Her Majesty The Queen has opened every session of Parliament in her reign except in 1959 and 1963 when she was pregnant with Prince Andrew and Prince Edward respectively. On those two occasions, the sessions were opened by the Lords Commissioners, while the Lord Chancellor read the Queen’s Speech.
The Prince of Wales will be accompanied by The Duchess of Cornwall and The Duke of Cambridge will also be in attendance.
It is reported that Buckingham Palace were willing to wait until Tuesday morning to make the final decision with aides having prepared contingency plans for The Queen to attend including a “discrete wheelchair route” however it is understood The Queen is having too much difficulty walking and so will not attend.
A Buckingham Palace spokesperson commented, “The Queen continues to experience episodic mobility problems, and in consultation with her doctors has reluctantly decided that she will not attend the State Opening of Parliament tomorrow. At Her Majesty’s request, and with the agreement of the relevant authorities, The Prince of Wales will read The Queen’s speech on Her Majesty’s behalf, with The Duke of Cambridge also in attendance.”

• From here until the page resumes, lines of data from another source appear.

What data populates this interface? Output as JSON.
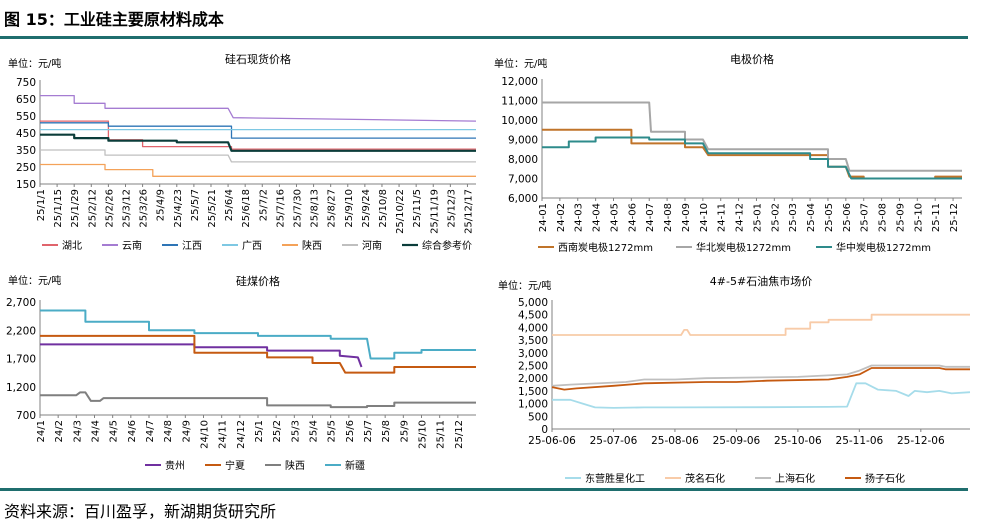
{
  "figure_title": "图 15：工业硅主要原材料成本",
  "source": "资料来源：百川盈孚，新湖期货研究所",
  "colors": {
    "rule": "#1f6e6e"
  },
  "chart_data": [
    {
      "id": "silicon-ore",
      "type": "line",
      "title": "硅石现货价格",
      "unit": "单位：元/吨",
      "ylim": [
        150,
        750
      ],
      "yticks": [
        150,
        250,
        350,
        450,
        550,
        650,
        750
      ],
      "xticks": [
        "25/1/1",
        "25/1/15",
        "25/1/29",
        "25/2/12",
        "25/2/26",
        "25/3/12",
        "25/3/26",
        "25/4/9",
        "25/4/23",
        "25/5/7",
        "25/5/21",
        "25/6/4",
        "25/6/18",
        "25/7/2",
        "25/7/16",
        "25/7/30",
        "25/8/13",
        "25/8/27",
        "25/9/10",
        "25/9/24",
        "25/10/8",
        "25/10/22",
        "25/11/5",
        "25/11/19",
        "25/12/3",
        "25/12/17"
      ],
      "xrange": [
        0,
        25.5
      ],
      "legend_position": "bottom",
      "series": [
        {
          "name": "湖北",
          "color": "#e0646c",
          "width": 1.3,
          "points": [
            [
              0,
              520
            ],
            [
              4,
              520
            ],
            [
              4,
              410
            ],
            [
              6,
              410
            ],
            [
              6,
              370
            ],
            [
              11.2,
              370
            ],
            [
              11.2,
              355
            ],
            [
              25.5,
              355
            ]
          ]
        },
        {
          "name": "云南",
          "color": "#a57cd2",
          "width": 1.3,
          "points": [
            [
              0,
              670
            ],
            [
              2,
              670
            ],
            [
              2,
              625
            ],
            [
              3.8,
              625
            ],
            [
              3.8,
              595
            ],
            [
              11,
              595
            ],
            [
              11.3,
              540
            ],
            [
              25.5,
              520
            ]
          ]
        },
        {
          "name": "江西",
          "color": "#2e75b6",
          "width": 1.3,
          "points": [
            [
              0,
              510
            ],
            [
              4,
              510
            ],
            [
              4,
              490
            ],
            [
              11.2,
              490
            ],
            [
              11.2,
              420
            ],
            [
              25.5,
              420
            ]
          ]
        },
        {
          "name": "广西",
          "color": "#7ec8e3",
          "width": 1.3,
          "points": [
            [
              0,
              470
            ],
            [
              25.5,
              470
            ]
          ]
        },
        {
          "name": "陕西",
          "color": "#f4a259",
          "width": 1.3,
          "points": [
            [
              0,
              265
            ],
            [
              3.8,
              265
            ],
            [
              3.8,
              235
            ],
            [
              6.6,
              235
            ],
            [
              6.6,
              195
            ],
            [
              25.5,
              195
            ]
          ]
        },
        {
          "name": "河南",
          "color": "#bfbfbf",
          "width": 1.3,
          "points": [
            [
              0,
              350
            ],
            [
              3.8,
              350
            ],
            [
              3.8,
              320
            ],
            [
              11,
              320
            ],
            [
              11.2,
              280
            ],
            [
              25.5,
              280
            ]
          ]
        },
        {
          "name": "综合参考价",
          "color": "#0b3d3a",
          "width": 2.2,
          "points": [
            [
              0,
              440
            ],
            [
              2,
              440
            ],
            [
              2,
              420
            ],
            [
              4,
              420
            ],
            [
              4,
              405
            ],
            [
              8,
              405
            ],
            [
              8,
              395
            ],
            [
              11,
              395
            ],
            [
              11.2,
              345
            ],
            [
              25.5,
              345
            ]
          ]
        }
      ]
    },
    {
      "id": "electrode",
      "type": "line",
      "title": "电极价格",
      "unit": "单位：元/吨",
      "ylim": [
        6000,
        12000
      ],
      "yticks": [
        6000,
        7000,
        8000,
        9000,
        10000,
        11000,
        12000
      ],
      "xticks": [
        "24-01",
        "24-02",
        "24-03",
        "24-04",
        "24-05",
        "24-06",
        "24-07",
        "24-08",
        "24-09",
        "24-10",
        "24-11",
        "24-12",
        "25-01",
        "25-02",
        "25-03",
        "25-04",
        "25-05",
        "25-06",
        "25-07",
        "25-08",
        "25-09",
        "25-10",
        "25-11",
        "25-12"
      ],
      "xrange": [
        0,
        23.5
      ],
      "legend_position": "bottom",
      "series": [
        {
          "name": "西南炭电极1272mm",
          "color": "#c0742a",
          "width": 2,
          "points": [
            [
              0,
              9500
            ],
            [
              5,
              9500
            ],
            [
              5,
              8800
            ],
            [
              8,
              8800
            ],
            [
              8,
              8600
            ],
            [
              9,
              8600
            ],
            [
              9.3,
              8200
            ],
            [
              16,
              8200
            ],
            [
              16,
              7600
            ],
            [
              17,
              7600
            ],
            [
              17.2,
              7100
            ],
            [
              18,
              7100
            ],
            [
              18,
              7000
            ],
            [
              22,
              7000
            ],
            [
              22,
              7100
            ],
            [
              23.5,
              7100
            ]
          ]
        },
        {
          "name": "华北炭电极1272mm",
          "color": "#a6a6a6",
          "width": 2,
          "points": [
            [
              0,
              10900
            ],
            [
              6,
              10900
            ],
            [
              6.1,
              9400
            ],
            [
              8,
              9400
            ],
            [
              8,
              9000
            ],
            [
              9,
              9000
            ],
            [
              9.3,
              8500
            ],
            [
              16,
              8500
            ],
            [
              16,
              8000
            ],
            [
              17,
              8000
            ],
            [
              17.2,
              7400
            ],
            [
              23.5,
              7400
            ]
          ]
        },
        {
          "name": "华中炭电极1272mm",
          "color": "#2e8b8b",
          "width": 2,
          "points": [
            [
              0,
              8600
            ],
            [
              1.5,
              8600
            ],
            [
              1.5,
              8900
            ],
            [
              3,
              8900
            ],
            [
              3,
              9100
            ],
            [
              6,
              9100
            ],
            [
              6,
              9000
            ],
            [
              8,
              9000
            ],
            [
              8,
              8800
            ],
            [
              9,
              8800
            ],
            [
              9.3,
              8300
            ],
            [
              15,
              8300
            ],
            [
              15,
              8000
            ],
            [
              16,
              8000
            ],
            [
              16,
              7600
            ],
            [
              17,
              7600
            ],
            [
              17.3,
              7000
            ],
            [
              23.5,
              7000
            ]
          ]
        }
      ]
    },
    {
      "id": "coal",
      "type": "line",
      "title": "硅煤价格",
      "unit": "单位：元/吨",
      "ylim": [
        700,
        2700
      ],
      "yticks": [
        700,
        1200,
        1700,
        2200,
        2700
      ],
      "xticks": [
        "24/1",
        "24/2",
        "24/3",
        "24/4",
        "24/5",
        "24/6",
        "24/7",
        "24/8",
        "24/9",
        "24/10",
        "24/11",
        "24/12",
        "25/1",
        "25/2",
        "25/3",
        "25/4",
        "25/5",
        "25/6",
        "25/7",
        "25/8",
        "25/9",
        "25/10",
        "25/11",
        "25/12"
      ],
      "xrange": [
        0,
        24
      ],
      "legend_position": "bottom",
      "series": [
        {
          "name": "贵州",
          "color": "#7030a0",
          "width": 2,
          "points": [
            [
              0,
              1950
            ],
            [
              8.5,
              1950
            ],
            [
              8.5,
              1900
            ],
            [
              12.5,
              1900
            ],
            [
              12.5,
              1840
            ],
            [
              16.5,
              1840
            ],
            [
              16.5,
              1750
            ],
            [
              17.5,
              1720
            ],
            [
              17.7,
              1550
            ]
          ]
        },
        {
          "name": "宁夏",
          "color": "#c55a11",
          "width": 2,
          "points": [
            [
              0,
              2100
            ],
            [
              8.5,
              2100
            ],
            [
              8.5,
              1800
            ],
            [
              12.5,
              1800
            ],
            [
              12.5,
              1720
            ],
            [
              15,
              1720
            ],
            [
              15,
              1620
            ],
            [
              16.5,
              1620
            ],
            [
              16.8,
              1450
            ],
            [
              19.5,
              1450
            ],
            [
              19.5,
              1550
            ],
            [
              24,
              1550
            ]
          ]
        },
        {
          "name": "陕西",
          "color": "#7f7f7f",
          "width": 2,
          "points": [
            [
              0,
              1050
            ],
            [
              2,
              1050
            ],
            [
              2.2,
              1100
            ],
            [
              2.5,
              1100
            ],
            [
              2.8,
              950
            ],
            [
              3.3,
              950
            ],
            [
              3.5,
              1000
            ],
            [
              12.5,
              1000
            ],
            [
              12.5,
              870
            ],
            [
              16,
              870
            ],
            [
              16,
              840
            ],
            [
              18,
              840
            ],
            [
              18,
              860
            ],
            [
              19.5,
              860
            ],
            [
              19.5,
              920
            ],
            [
              24,
              920
            ]
          ]
        },
        {
          "name": "新疆",
          "color": "#4bacc6",
          "width": 2,
          "points": [
            [
              0,
              2550
            ],
            [
              2.5,
              2550
            ],
            [
              2.5,
              2350
            ],
            [
              6,
              2350
            ],
            [
              6,
              2200
            ],
            [
              8.5,
              2200
            ],
            [
              8.5,
              2150
            ],
            [
              12,
              2150
            ],
            [
              12,
              2100
            ],
            [
              16,
              2100
            ],
            [
              16,
              2050
            ],
            [
              18,
              2050
            ],
            [
              18.2,
              1700
            ],
            [
              19.5,
              1700
            ],
            [
              19.5,
              1800
            ],
            [
              21,
              1800
            ],
            [
              21,
              1850
            ],
            [
              24,
              1850
            ]
          ]
        }
      ]
    },
    {
      "id": "petcoke",
      "type": "line",
      "title": "4#-5#石油焦市场价",
      "unit": "单位：元/吨",
      "ylim": [
        0,
        5000
      ],
      "yticks": [
        0,
        500,
        1000,
        1500,
        2000,
        2500,
        3000,
        3500,
        4000,
        4500,
        5000
      ],
      "xticks": [
        "25-06-06",
        "25-07-06",
        "25-08-06",
        "25-09-06",
        "25-10-06",
        "25-11-06",
        "25-12-06"
      ],
      "xrange": [
        0,
        6.8
      ],
      "legend_position": "bottom",
      "series": [
        {
          "name": "东营胜星化工",
          "color": "#a6dcea",
          "width": 1.8,
          "points": [
            [
              0,
              1150
            ],
            [
              0.3,
              1150
            ],
            [
              0.5,
              1000
            ],
            [
              0.7,
              850
            ],
            [
              1,
              830
            ],
            [
              1.5,
              850
            ],
            [
              2,
              850
            ],
            [
              3.5,
              860
            ],
            [
              4.5,
              870
            ],
            [
              4.8,
              880
            ],
            [
              4.95,
              1800
            ],
            [
              5.1,
              1800
            ],
            [
              5.3,
              1550
            ],
            [
              5.6,
              1500
            ],
            [
              5.8,
              1300
            ],
            [
              5.9,
              1500
            ],
            [
              6.1,
              1450
            ],
            [
              6.3,
              1500
            ],
            [
              6.5,
              1400
            ],
            [
              6.8,
              1450
            ]
          ]
        },
        {
          "name": "茂名石化",
          "color": "#f8cba8",
          "width": 1.8,
          "points": [
            [
              0,
              3700
            ],
            [
              2.1,
              3700
            ],
            [
              2.15,
              3900
            ],
            [
              2.2,
              3900
            ],
            [
              2.25,
              3700
            ],
            [
              3.8,
              3700
            ],
            [
              3.8,
              3950
            ],
            [
              4.2,
              3950
            ],
            [
              4.2,
              4200
            ],
            [
              4.5,
              4200
            ],
            [
              4.5,
              4300
            ],
            [
              5.2,
              4300
            ],
            [
              5.2,
              4500
            ],
            [
              6.8,
              4500
            ]
          ]
        },
        {
          "name": "上海石化",
          "color": "#bfbfbf",
          "width": 1.8,
          "points": [
            [
              0,
              1700
            ],
            [
              0.3,
              1750
            ],
            [
              1.2,
              1850
            ],
            [
              1.5,
              1950
            ],
            [
              2,
              1950
            ],
            [
              2.5,
              2000
            ],
            [
              4,
              2050
            ],
            [
              4.8,
              2150
            ],
            [
              5,
              2300
            ],
            [
              5.2,
              2500
            ],
            [
              6.3,
              2500
            ],
            [
              6.4,
              2450
            ],
            [
              6.8,
              2450
            ]
          ]
        },
        {
          "name": "扬子石化",
          "color": "#c55a11",
          "width": 1.8,
          "points": [
            [
              0,
              1650
            ],
            [
              0.2,
              1550
            ],
            [
              0.4,
              1600
            ],
            [
              1,
              1700
            ],
            [
              1.5,
              1800
            ],
            [
              2.5,
              1850
            ],
            [
              3,
              1850
            ],
            [
              3.5,
              1900
            ],
            [
              4.5,
              1950
            ],
            [
              4.8,
              2050
            ],
            [
              5,
              2150
            ],
            [
              5.2,
              2400
            ],
            [
              6.3,
              2400
            ],
            [
              6.4,
              2350
            ],
            [
              6.8,
              2350
            ]
          ]
        }
      ]
    }
  ]
}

A new Letters Patent was issued by The Queen to cover the State Opening delegating to Counsellors of State the royal function of opening a new session of Parliament. In this instance, it allows The Prince of Wales and The Duke of Cambridge to exercise this function.
The news comes just days after it was announced that Her Majesty would not attend any of this year’s garden parties at Buckingham Palace and will instead be represented by other members of The Royal Family.
The Queen is expected to take part in some virtual and private engagements later on this week.